Quelles règles pour les cérémonies d'obsèques ?

En ce qui concerne les règles liées aux obsèques, elles ont tendance à évoluer. La semaine dernière, le nombre de personnes admises dans les chambres funéraires, était au nombre de deux, l'accès au crématorium était interdit et le rassemblement au cimetière ne devait pas réunir plus de 10 membres de la famille. Dans les églises, les personnes autorisées à assister à la célébration doivent être séparées d'une rangée et de deux chaises. Il est interdit de poser la main sur le cercueil.

Mais si le 17 mars dernier, le Premier ministre avait interdit de se rendre à une cérémonie d'enterrement, il est revenu sur ce sujet hier soir pour limiter à "une vingtaine" le nombre de personnes autorisées à assister des obsèques, soit "la très proche famille".  

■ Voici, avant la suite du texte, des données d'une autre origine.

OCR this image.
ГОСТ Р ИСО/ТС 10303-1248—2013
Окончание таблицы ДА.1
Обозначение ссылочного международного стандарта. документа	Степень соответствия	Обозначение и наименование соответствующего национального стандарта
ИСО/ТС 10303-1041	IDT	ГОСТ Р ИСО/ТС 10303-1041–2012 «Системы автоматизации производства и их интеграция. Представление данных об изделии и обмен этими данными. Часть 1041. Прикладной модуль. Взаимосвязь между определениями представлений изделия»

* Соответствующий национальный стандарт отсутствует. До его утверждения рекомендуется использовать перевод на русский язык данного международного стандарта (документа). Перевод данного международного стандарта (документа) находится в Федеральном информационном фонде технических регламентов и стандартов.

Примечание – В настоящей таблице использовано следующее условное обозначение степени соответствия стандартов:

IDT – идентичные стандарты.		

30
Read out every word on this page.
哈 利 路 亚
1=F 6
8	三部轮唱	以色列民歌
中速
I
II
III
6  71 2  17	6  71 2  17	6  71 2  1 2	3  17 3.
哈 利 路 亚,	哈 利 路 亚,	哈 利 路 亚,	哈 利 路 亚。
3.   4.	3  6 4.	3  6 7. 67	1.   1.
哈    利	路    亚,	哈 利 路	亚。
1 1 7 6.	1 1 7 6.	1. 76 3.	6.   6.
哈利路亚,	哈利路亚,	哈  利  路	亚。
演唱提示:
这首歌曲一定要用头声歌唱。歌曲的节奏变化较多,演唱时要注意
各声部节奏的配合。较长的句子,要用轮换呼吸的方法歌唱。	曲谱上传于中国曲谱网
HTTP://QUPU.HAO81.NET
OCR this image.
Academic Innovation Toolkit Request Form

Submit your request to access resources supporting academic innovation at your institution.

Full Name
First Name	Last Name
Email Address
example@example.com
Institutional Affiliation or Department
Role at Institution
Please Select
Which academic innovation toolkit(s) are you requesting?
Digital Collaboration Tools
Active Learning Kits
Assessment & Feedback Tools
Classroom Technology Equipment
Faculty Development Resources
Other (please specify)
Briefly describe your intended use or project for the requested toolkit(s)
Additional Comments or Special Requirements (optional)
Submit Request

"Ce ne sont pas des conditions humaines pour enterrer les morts"

 

Des mesures qui ajoutent à la souffrance des familles

"C'est une circonstance extrêmement douloureuse pour toutes les familles qui ont recours à nos services, décrit Christian de Cacqueray, dans la mesure où l'essence même de la ritualité funéraire, c'est le regroupement, c'est le collectif, pour se dire l'affection, le soutien, pour accompagner le défunt et sa famille."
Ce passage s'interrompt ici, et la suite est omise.